Morfología/Estructura:
Presenta un intenso color rojo es la presencia de antocianinas, unos pigmentos naturales, los que le dan el color particular al borde de las hojas que son muy rizadas, de textura suave resulta muy atractiva en el plato. Se caracteriza también por su sabor amargo. Esta variedad es una de las denominadas de
corte, porqué, a pesar de que se suele comercializar entera se pueden recolectar las hojas sueltas.
Clima:
Temperaturas templadas entre 10°C y 22°C.
Suelo:
Es una lechuga que requiere suelos francos, ricos en materia orgánica y bien drenados.

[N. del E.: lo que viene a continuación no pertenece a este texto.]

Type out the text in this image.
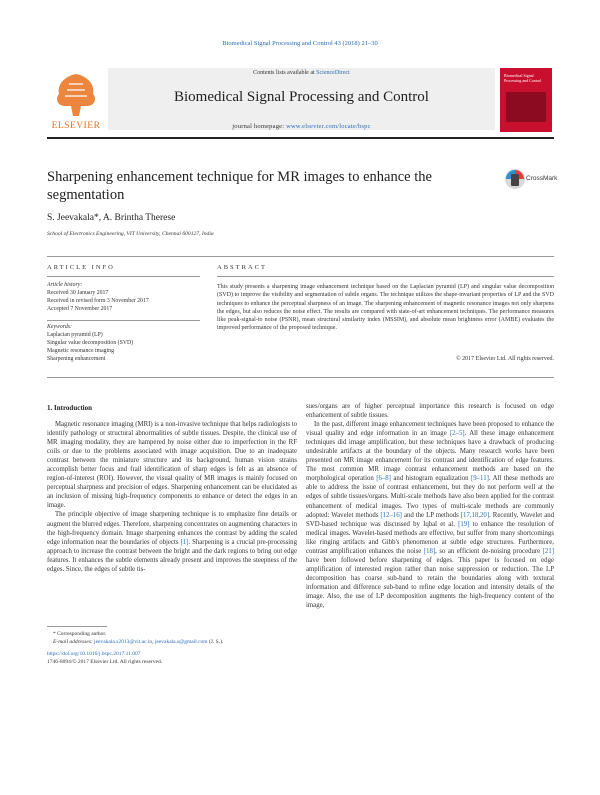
Biomedical Signal Processing and Control 43 (2018) 21–30
ELSEVIER
Contents lists available at ScienceDirect
Biomedical Signal Processing and Control
journal homepage: www.elsevier.com/locate/bspc
Biomedical Signal Processing and Control
Sharpening enhancement technique for MR images to enhance the segmentation
CrossMark
S. Jeevakala*, A. Brintha Therese
School of Electronics Engineering, VIT University, Chennai 600127, India
ARTICLE INFO
Article history:
Received 30 January 2017
Received in revised form 3 November 2017
Accepted 7 November 2017
Keywords:
Laplacian pyramid (LP)
Singular value decomposition (SVD)
Magnetic resonance imaging
Sharpening enhancement
ABSTRACT
This study presents a sharpening image enhancement technique based on the Laplacian pyramid (LP) and singular value decomposition (SVD) to improve the visibility and segmentation of subtle organs. The technique utilizes the shape-invariant properties of LP and the SVD techniques to enhance the perceptual sharpness of an image. The sharpening enhancement of magnetic resonance images not only sharpens the edges, but also reduces the noise effect. The results are compared with state-of-art enhancement techniques. The performance measures like peak-signal-to noise (PSNR), mean structural similarity index (MSSIM), and absolute mean brightness error (AMBE) evaluates the improved performance of the proposed technique.
© 2017 Elsevier Ltd. All rights reserved.
1. Introduction
Magnetic resonance imaging (MRI) is a non-invasive technique that helps radiologists to identify pathology or structural abnormalities of subtle tissues. Despite, the clinical use of MR imaging modality, they are hampered by noise either due to imperfection in the RF coils or due to the problems associated with image acquisition. Due to an inadequate contrast between the miniature structure and its background, human vision strains accomplish better focus and frail identification of sharp edges is felt as an absence of region-of-interest (ROI). However, the visual quality of MR images is mainly focused on perceptual sharpness and precision of edges. Sharpening enhancement can be elucidated as an inclusion of missing high-frequency components to enhance or detect the edges in an image.
The principle objective of image sharpening technique is to emphasize fine details or augment the blurred edges. Therefore, sharpening concentrates on augmenting characters in the high-frequency domain. Image sharpening enhances the contrast by adding the scaled edge information near the boundaries of objects [1]. Sharpening is a crucial pre-processing approach to increase the contrast between the bright and the dark regions to bring out edge features. It enhances the subtle elements already present and improves the steepness of the edges. Since, the edges of subtle tis-
sues/organs are of higher perceptual importance this research is focused on edge enhancement of subtle tissues.
In the past, different image enhancement techniques have been proposed to enhance the visual quality and edge information in an image [2–5]. All these image enhancement techniques did image amplification, but these techniques have a drawback of producing undesirable artifacts at the boundary of the objects. Many research works have been presented on MR image enhancement for its contrast and identification of edge features. The most common MR image contrast enhancement methods are based on the morphological operation [6–8] and histogram equalization [9–11]. All these methods are able to address the issue of contrast enhancement, but they do not perform well at the edges of subtle tissues/organs. Multi-scale methods have also been applied for the contrast enhancement of medical images. Two types of multi-scale methods are commonly adopted: Wavelet methods [12–16] and the LP methods [17,18,20]. Recently, Wavelet and SVD-based technique was discussed by Iqbal et al. [19] to enhance the resolution of medical images. Wavelet-based methods are effective, but suffer from many shortcomings like ringing artifacts and Gibb's phenomenon at subtle edge structures. Furthermore, contrast amplification enhances the noise [18], so an efficient de-noising procedure [21] have been followed before sharpening of edges. This paper is focused on edge amplification of interested region rather than noise suppression or reduction. The LP decomposition has coarse sub-band to retain the boundaries along with textural information and difference sub-band to refine edge location and intensity details of the image. Also, the use of LP decomposition augments the high-frequency content of the image,
* Corresponding author.
E-mail addresses: jeevakala.s2013@vit.ac.in, jeevakala.s@gmail.com (J. S.).
https://doi.org/10.1016/j.bspc.2017.11.007
1746-8094/© 2017 Elsevier Ltd. All rights reserved.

Se trata de un cultivo que no tolera la acidez y se adapta mejor a suelos ligeramente alcalinos. El pH óptimo se sitúa entre 6,7 y 7,4. Además, es una planta medianamente resistente a la salinidad.
Riego:
Es vital mantener el sustrato constantemente húmedo con riegos frecuentes pero sin encharcar.
Siembra:
Se puede iniciar en semilleros o siembra directa, enterrando las semillas a una profundidad de 2 cm aproximadamente. Se recomienda plantar con una separación de 20 a 30 cm entre plantas.
Cosecha:
Generalmente lista para cosechar entre 80 y 100 días después de la siembra. Se pueden cosechar hojas sueltas (permitiendo que la planta siga produciendo) o la planta entera al llegar a su tamaño máximo.
Usos:
Muy recomendable para aquellos que tengan digestiones lentas y pesadas. Se suele utilizar en ensalada sola o mezclada con otros tipos de lechuga. Esta lechuga destaca por su efecto colerético, por lo que previene la formación de cálculos biliares.